La pratique du frontispice est une chose que je trouve merveilleuse. Le fait de penser l’architecture d’un portail qui se dresse à l’entrée d’une œuvre, c’est déjà envisager l’univers propre de cette œuvre, ses enjeux les plus cruciaux, et avec quel genre de tension nous souhaitons que le spectateur la découvre. C’est aussi témoigner du respect à l’égard de l’œuvre, en lui consacrant un espace propre et élégant au sein duquel elle peut s’inscrire et vivre. Mais pour les figures emblématiques de l’histoire, qui ont la chance de se trouver sur ce frontispice, nous obtenons deux effets antithétiques : d’une part la figure est abstraite du rôle qu’elle joue dans l’œuvre et elle devient une sorte de symbole, tandis que d’autre part on dirait qu’elle s’empare d’une vie autonome hors du champ hermétique de l’œuvre dans laquelle nous la connaissions et la restreignions.

Le cas dont je souhaite parler est magnifique, dans le sens où la composition à laquelle le frontispice est consacré est elle-même un panorama d’un univers artistique plus complet. Il s’agit de la Turandot Suite de Busoni, une suite orchestrale d’épisodes d’une histoire de Turandot (originellement dédiée à une production théâtrale) dont les motifs sont ensuite repris dans l’opéra Turandot de Busoni. Il s’agit donc de musique de scène, que l’on se délecte pourtant d’écouter seule tant le panorama est riche, vivant, coloré et dramatiquement contrasté.

Il y a dans cette composition musicale une exploration quelque peu abstraite d’un monde artistique de Turandot, dans laquelle des épisodes se suivent comme des tableaux isolés, bien que très élégamment articulés. Où est Turandot ? Elle est dans toutes les subtilités de ce drame musical, mais jamais son visage ne se manifeste entièrement devant nos yeux. Et voilà qu’elle apparaît au milieu de ce frontispice, réalisé par Emil Orlík, dans une pièce à part, avec une posture leste, encadrée par des soupirants tantôt décapités, tantôt implorants. On dirait que tout y est, car l’un des dignitaires a l’inclination résignée et silencieuse, tandis que l’autre sollicite la pitié ; les têtes sans corps semblent méditer la leçon de cette femme aux épreuves fatales… Et elle, qu’elle paraît douce et sereine ! Et le décor si orné et ordonné autour d’elle.
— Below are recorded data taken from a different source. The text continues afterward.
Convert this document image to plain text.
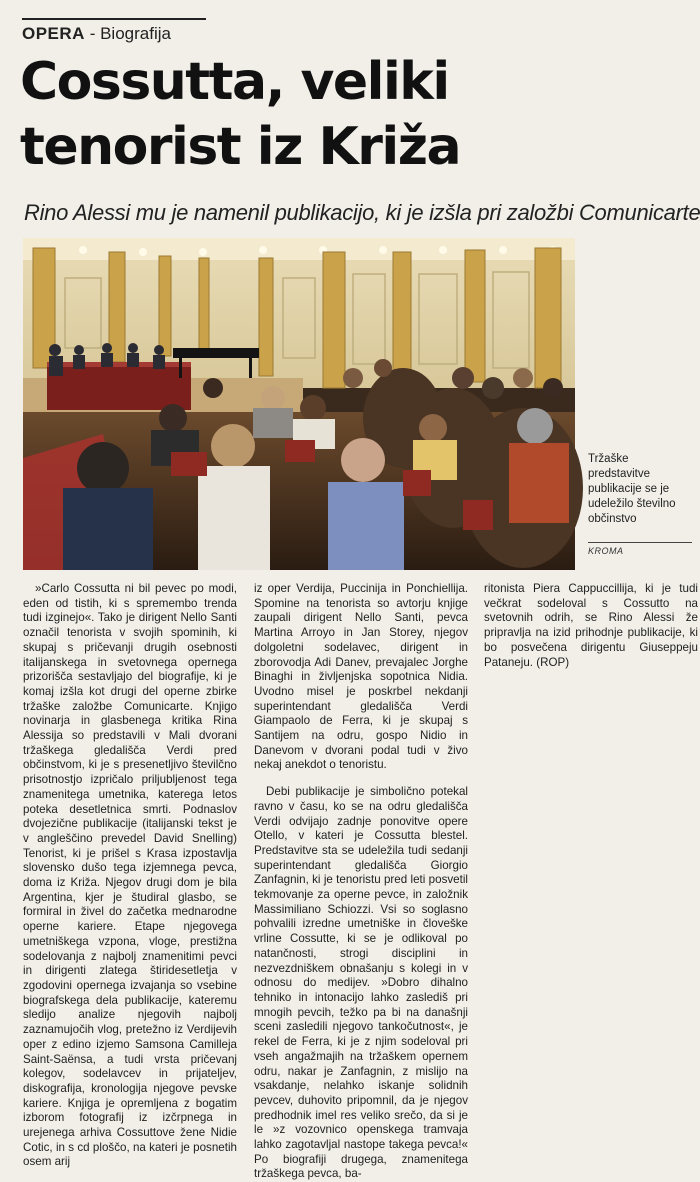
OPERA - Biografija
Cossutta, veliki
tenorist iz Križa
Rino Alessi mu je namenil publikacijo, ki je izšla pri založbi Comunicarte
Tržaške predstavitve publikacije se je udeležilo številno občinstvo
KROMA

»Carlo Cossutta ni bil pevec po modi, eden od tistih, ki s spremembo trenda tudi izginejo«. Tako je dirigent Nello Santi označil tenorista v svojih spominih, ki skupaj s pričevanji drugih osebnosti italijanskega in svetovnega opernega prizorišča sestavljajo del biografije, ki je komaj izšla kot drugi del operne zbirke tržaške založbe Comunicarte. Knjigo novinarja in glasbenega kritika Rina Alessija so predstavili v Mali dvorani tržaškega gledališča Verdi pred občinstvom, ki je s presenetljivo številčno prisotnostjo izpričalo priljubljenost tega znamenitega umetnika, katerega letos poteka desetletnica smrti. Podnaslov dvojezične publikacije (italijanski tekst je v angleščino prevedel David Snelling) Tenorist, ki je prišel s Krasa izpostavlja slovensko dušo tega izjemnega pevca, doma iz Križa. Njegov drugi dom je bila Argentina, kjer je študiral glasbo, se formiral in živel do začetka mednarodne operne kariere. Etape njegovega umetniškega vzpona, vloge, prestižna sodelovanja z najbolj znamenitimi pevci in dirigenti zlatega štiridesetletja v zgodovini opernega izvajanja so vsebine biografskega dela publikacije, kateremu sledijo analize njegovih najbolj zaznamujočih vlog, pretežno iz Verdijevih oper z edino izjemo Samsona Camilleja Saint-Saënsa, a tudi vrsta pričevanj kolegov, sodelavcev in prijateljev, diskografija, kronologija njegove pevske kariere. Knjiga je opremljena z bogatim izborom fotografij iz izčrpnega in urejenega arhiva Cossuttove žene Nidie Cotic, in s cd ploščo, na kateri je posnetih osem arij

iz oper Verdija, Puccinija in Ponchiellija. Spomine na tenorista so avtorju knjige zaupali dirigent Nello Santi, pevca Martina Arroyo in Jan Storey, njegov dolgoletni sodelavec, dirigent in zborovodja Adi Danev, prevajalec Jorghe Binaghi in življenjska sopotnica Nidia. Uvodno misel je poskrbel nekdanji superintendant gledališča Verdi Giampaolo de Ferra, ki je skupaj s Santijem na odru, gospo Nidio in Danevom v dvorani podal tudi v živo nekaj anekdot o tenoristu.

Debi publikacije je simbolično potekal ravno v času, ko se na odru gledališča Verdi odvijajo zadnje ponovitve opere Otello, v kateri je Cossutta blestel. Predstavitve sta se udeležila tudi sedanji superintendant gledališča Giorgio Zanfagnin, ki je tenoristu pred leti posvetil tekmovanje za operne pevce, in založnik Massimiliano Schiozzi. Vsi so soglasno pohvalili izredne umetniške in človeške vrline Cossutte, ki se je odlikoval po natančnosti, strogi disciplini in nezvezdniškem obnašanju s kolegi in v odnosu do medijev. »Dobro dihalno tehniko in intonacijo lahko zaslediš pri mnogih pevcih, težko pa bi na današnji sceni zasledili njegovo tankočutnost«, je rekel de Ferra, ki je z njim sodeloval pri vseh angažmajih na tržaškem opernem odru, nakar je Zanfagnin, z mislijo na vsakdanje, nelahko iskanje solidnih pevcev, duhovito pripomnil, da je njegov predhodnik imel res veliko srečo, da si je le »z vozovnico openskega tramvaja lahko zagotavljal nastope takega pevca!« Po biografiji drugega, znamenitega tržaškega pevca, ba-

ritonista Piera Cappuccillija, ki je tudi večkrat sodeloval s Cossutto na svetovnih odrih, se Rino Alessi že pripravlja na izid prihodnje publikacije, ki bo posvečena dirigentu Giuseppeju Pataneju. (ROP)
On entend surtout les soupirs, très discrets, et les fleurs. Des soupirs parce que l’histoire doit être ainsi, car la terreur bruyante est impossible devant une telle princesse. Et ces fleurs, qui semblent tomber comme motifs sur la robe de Turandot, ce sont les mêmes que l’on entend dans la section de la suite qui se passe dans la zénana de la princesse.

Dans ce frontispice, on trouve le même enjeu que dans les autres, celui du conflit entre le symbole et l’incarnation indépendante. Mais on dirait que le symbole est, lui-même, tout le fond de l’histoire, et que l’incarnation en est l’instant le plus vrai. Ce n’est pas rien de donner à voir le visage de Turandot, celui pour lequel tant de prétendants ont expiré. Sur ce visage, aucune crispation qui dénote la torture intérieure de Turandot ; c’est une princesse qui joue son rêve, sa lubie qui est une idée d’artiste, et c’est selon son souhait qu’elle nous ouvre la porte de la suite musicale, avec ses tableaux variés et son intrigue enjouée.